Saage-Maaß sees parallels with current heads of European arms companies: “They are in the business of selling arms. And that means they a lot of times have very close ties to the governments they're selling the arms too. And they are actually well informed about all the conflicts ongoing in this world. If you're doing business with the Congo for 25 years, obviously you know what's going on there. But they just don't consider it their responsibility to care. I think that's something we really want to change.”

Van Ho agrees that “prosecutors will need to show that the individual leader was engaged in specific conduct involving that sale and that they did so with knowledge that [the buyer] was going to use the weapons to commit war crimes.”

“The International Criminal Court statute has comparatively high standards for aiding and abetting, and that is something we've been wrestling with,” posits Saage-Maaß. “You need to be showing or ask yourself : Has there been a substantial contribution to the commission of the main crime?” That is a high burden of proof, but Van Ho says it’s “not insurmountable”.
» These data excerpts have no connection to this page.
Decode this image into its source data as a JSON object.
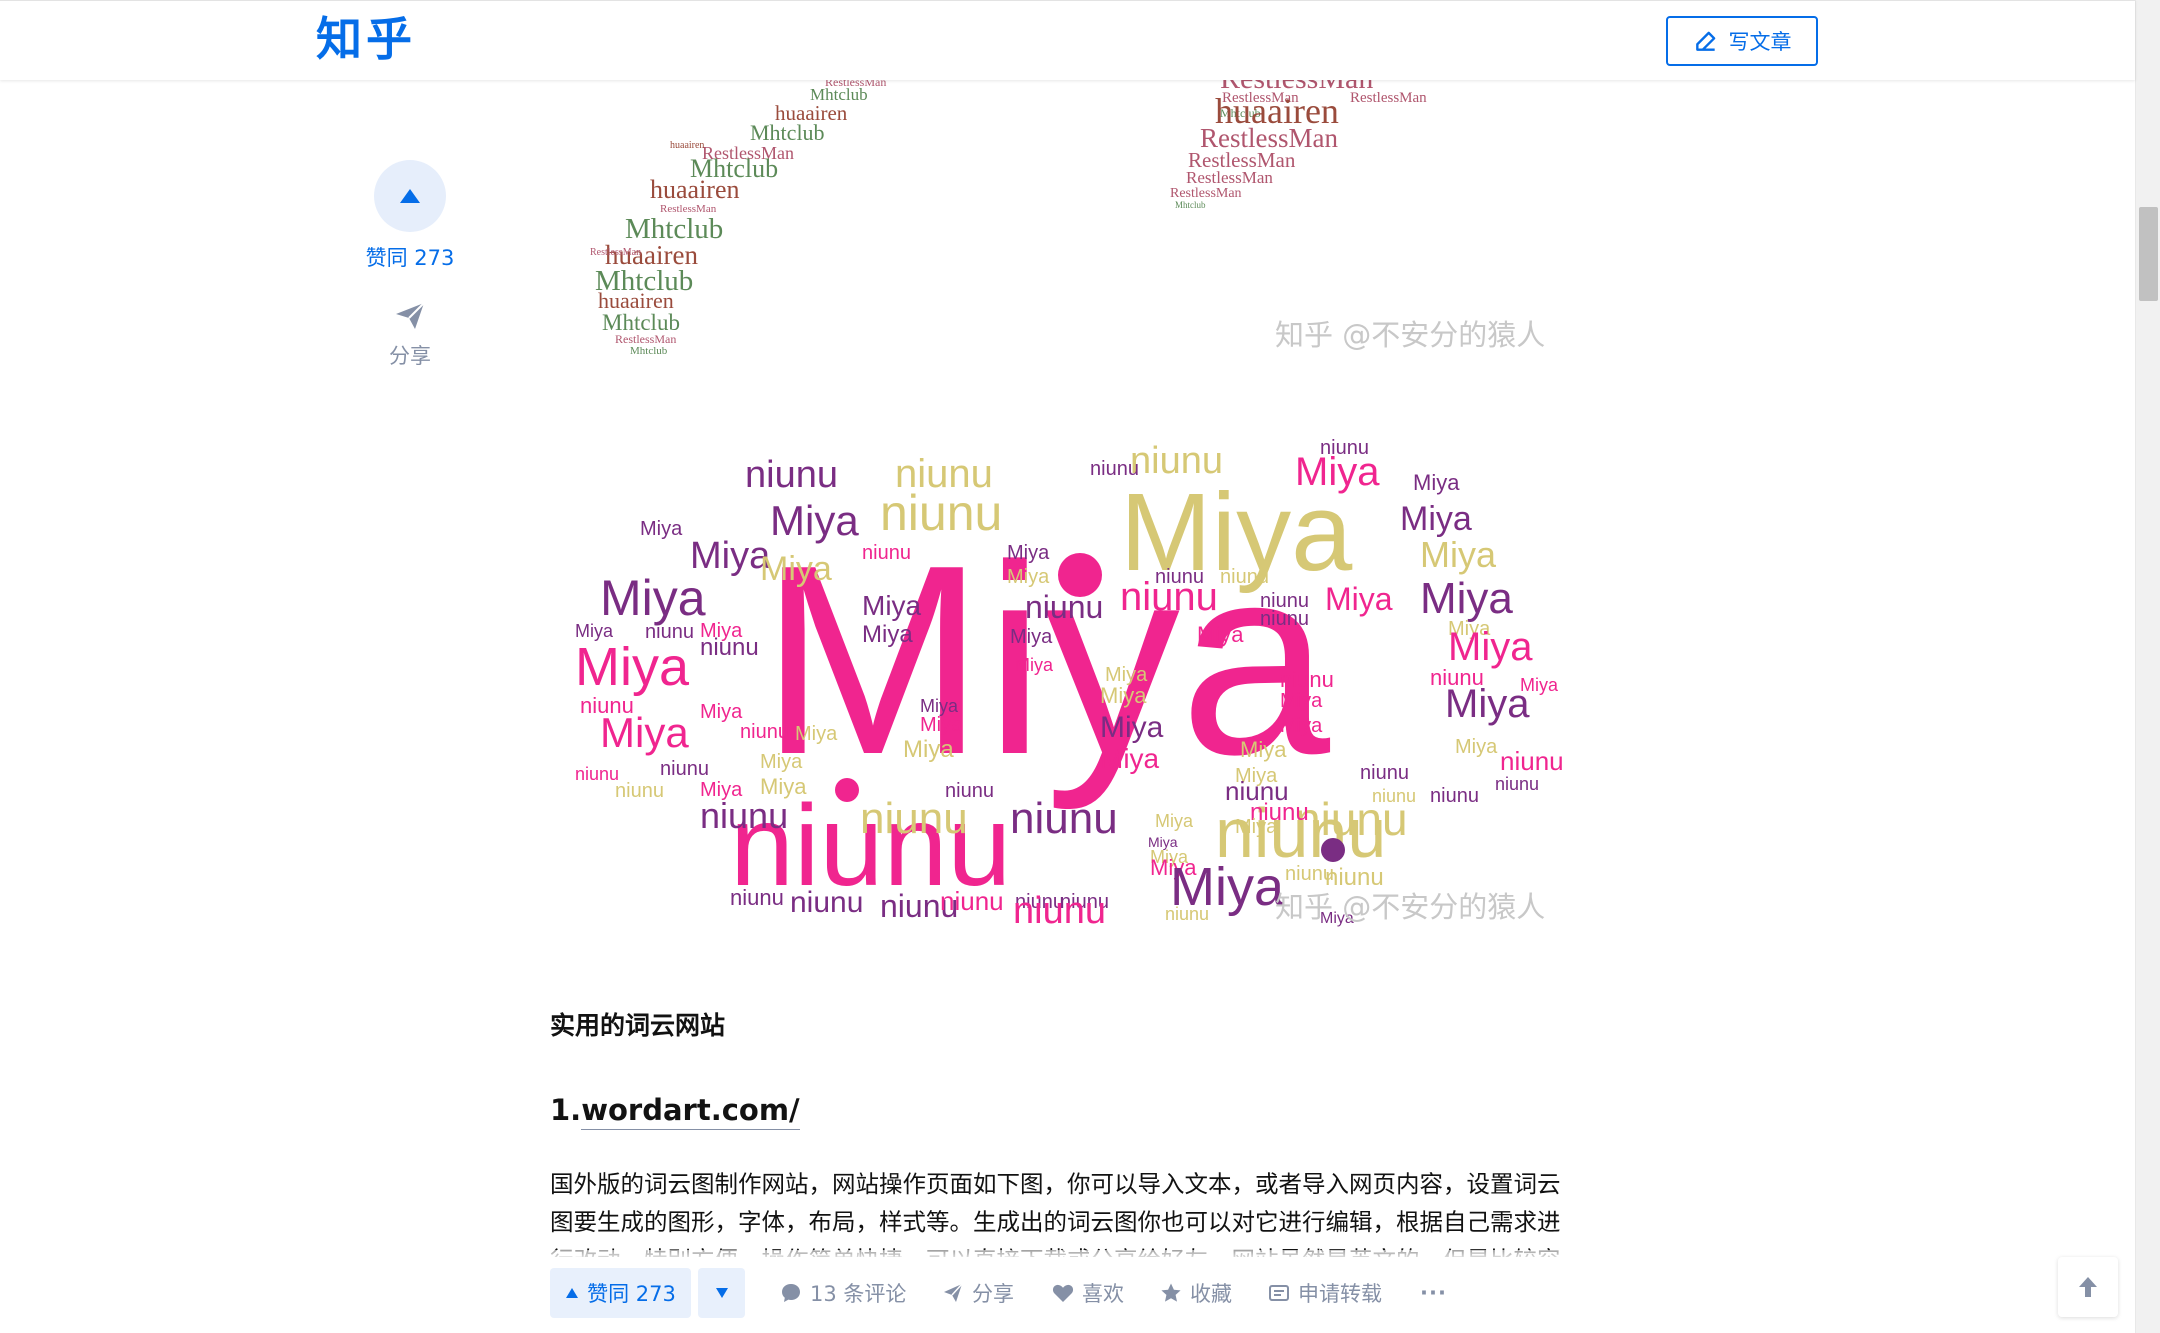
{
  "header": {
    "logo": "知乎",
    "write_article_label": "写文章"
  },
  "side": {
    "vote_count_label": "赞同 273",
    "share_label": "分享"
  },
  "images": {
    "watermark": "知乎 @不安分的猿人",
    "top_words": [
      "RestlessMan",
      "huaairen",
      "Mhtclub"
    ],
    "cloud_words": [
      "Miya",
      "niunu"
    ],
    "colors": {
      "pink": "#f0258f",
      "khaki": "#d6c875",
      "purple": "#7a2d83",
      "green": "#5c8a58",
      "brown": "#9a4b3c",
      "mauve": "#b0566e"
    }
  },
  "article": {
    "section_title": "实用的词云网站",
    "site_heading_prefix": "1.",
    "site_heading_link": "wordart.com/",
    "paragraph": "国外版的词云图制作网站，网站操作页面如下图，你可以导入文本，或者导入网页内容，设置词云图要生成的图形，字体，布局，样式等。生成出的词云图你也可以对它进行编辑，根据自己需求进行改动，特别方便。操作简单快捷，可以直接下载或分享给好友，网站虽然是英文的，但是比较容易上手。"
  },
  "action_bar": {
    "vote_up_label": "赞同 273",
    "comments_label": "13 条评论",
    "share_label": "分享",
    "like_label": "喜欢",
    "collect_label": "收藏",
    "repost_label": "申请转载",
    "more_label": "···"
  },
  "colors": {
    "brand": "#056de8",
    "muted": "#8590a6",
    "text": "#121212"
  }
}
A complex choice for the European Union

If the ICC wants to be credible, argues Saage-Maaß, and if those countries that are supported the court want to be credible, “they must be willing to apply the standards of the International Criminal Court also to citizens of their countries. There cannot be double standards in international criminal law. So, you know, you may go after the war criminals all over the world, but you must be also looking at the responsibility of Western actors.”

Gulf specialist Patrick de Vries describes a complex balancing act for foreign policy decision-makers in the European Union, where countries are “continuing to conduct arms sales to Saudi Arabia on the one hand, while continuing to highlight the humanitarian situation”. He sets these concerns against the bigger picture of geo-political manoeuvring in the Gulf from players such as Russia, China and the U.S. putting their national interests first, and against Riyadh and Abu Dhabi’s concern to both counter radical Islam, a regional Iranian threat and to shore up their own economic future and political stability. It is therefore not surprising that allegations of aiding and abetting war crimes in the Yemen war have not been high on European capital’s agendas.